Отряд продвинулся по тропе до небольшого селения. Жители спешно его покидали при приближении чужестранцев. Старики, женщины с детьми карабкались по склону, надеясь укрыться в горах. Селение сожгли. Бамбуковые хижины запылали как факелы.
Чурин докладывал Беньовскому о результатах карательной экспедиции — туземцы потеряли одного убитого, несколько ранено, сожжено туземное селение, которое, очевидно, и было гнездом разбойных негодяев. Панова, Попова и Логинова похоронили по морскому обычаю — зашили тела в брезент, привязали к ногам колосники для тяжести и бросили за борт.
10 сентября галиот вошёл в Кантонскую бухту и встал на рейде Чен-Чеу. Здесь легко установили контакт с китайскими властями, приветливо встретившими беглецов. Власти предоставили лоцмана, который и провёл судно в португальские владения. 12 сентября «Святой Пётр» бросил якорь в гавани Макао, где в то время стояло на рейде до двадцати судов под флагами разных стран. Миновало четыре месяца тяжёлого, изнурительного плавания.
Глава одиннадцатая
Привёл судно в Макао не Чурин, а штурманский помощник Бочаров. Штурман, как только «Святой Пётр» отчалил от берега Формозы, свалился в жестокой лихорадке. Когда галиот входил в Кантонскую бухту, Чурин метался в беспамятстве и никого не узнавал. Плоха была и штурманская жена Степанида Фёдоровна.
— Боюсь, наш штурман не жилец, — сообщил Беньовскому лекарь Мейдер. — На грани смерти ещё десятка полтора людей. К лихорадке прибавилась чёрная болезнь.
— Что ещё за чёрная болезнь?
— Цинга, иначе говоря. Черной болезнью зовут её камчадалы.
— С чего бы она?
— От недостатка свежей пищи. За четыре месяца плавания мы только дважды пополняли запасы провианта. В основном же довольствовались тухлой солониной, — оказал лекарь с нескрываемым упрёком.
— Немедленно распоряжусь, чтобы боцман закупил свежих продуктов, — ответил Беньовский, улавливая упрёк. — Проследите, доктор, чтобы все больные вдоволь получали всё свежее.
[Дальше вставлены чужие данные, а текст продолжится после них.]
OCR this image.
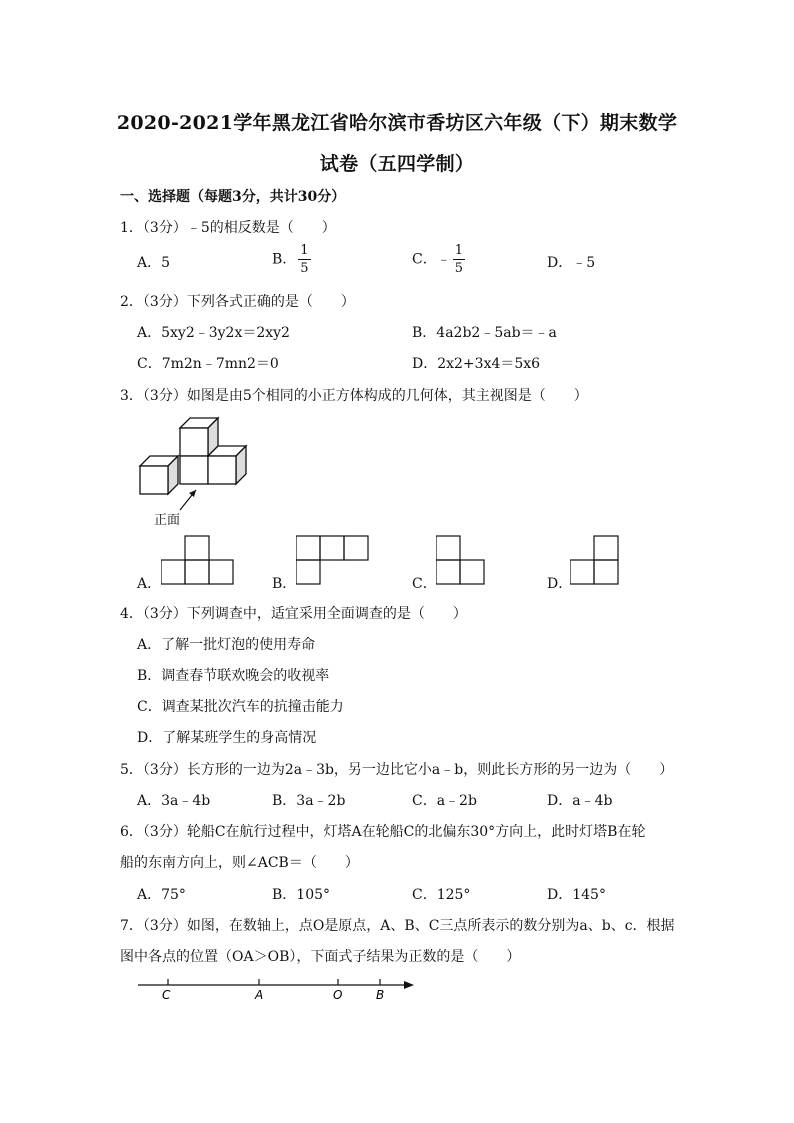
2020-2021学年黑龙江省哈尔滨市香坊区六年级（下）期末数学
试卷（五四学制）
一、选择题（每题3分，共计30分）
1．（3分）﹣5的相反数是（　　）
A．5	B． $\frac{1}{5}$	C．﹣ $\frac{1}{5}$	D．﹣5
2．（3分）下列各式正确的是（　　）
A．5xy2﹣3y2x＝2xy2	B．4a2b2﹣5ab＝﹣a
C．7m2n﹣7mn2＝0	D．2x2+3x4＝5x6
3．（3分）如图是由5个相同的小正方体构成的几何体，其主视图是（　　）
正面
A．	B．	C．	D．
4．（3分）下列调查中，适宜采用全面调查的是（　　）
A．了解一批灯泡的使用寿命
B．调查春节联欢晚会的收视率
C．调查某批次汽车的抗撞击能力
D．了解某班学生的身高情况
5．（3分）长方形的一边为2a﹣3b，另一边比它小a﹣b，则此长方形的另一边为（　　）
A．3a﹣4b	B．3a﹣2b	C．a﹣2b	D．a﹣4b
6．（3分）轮船C在航行过程中，灯塔A在轮船C的北偏东30°方向上，此时灯塔B在轮
船的东南方向上，则∠ACB＝（　　）
A．75°	B．105°	C．125°	D．145°
7．（3分）如图，在数轴上，点O是原点，A、B、C三点所表示的数分别为a、b、c．根据
图中各点的位置（OA＞OB），下面式子结果为正数的是（　　）
C	A	O	B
Морис Август выдал боцману на закупку продуктов несколько золотых монет. Золото имеет международное хождение, и не важно, чей портрет отчеканен на его поверхности — Марии-Терезии, Екатерины или французского Людовика. Золото охотно возьмут и купцы Макао. Голландский флаг, развевавшийся над галиотом, Беньовский приказал спустить. На здешнем рейде могли оказаться голландские корабли, и тогда обман с флагом легко бы раскрылся. Из сообщения лекаря Мориса Августа больше всего огорчила весть о тяжёлой болезни Чурина. Корабль без опытного штурмана теряет жизнеспособность. Пускаться в дальнейший путь, полагаясь только на штурманских помощников, Беньовский никогда бы не решился. Впереди был Индийский океан, бурный и штормистый. Для плавания по его водам маленький галиот был явно слаб. Остаётся один выход — продать судно вместе со всем снаряжением и вооружением, а заодно и запасами камчатской пушнины здесь, в Макао, а затем договориться с капитаном какого-либо большого, желательно французского, корабля, чтобы тот принял всех беглецов к себе на борт и доставил в один из портов Франции.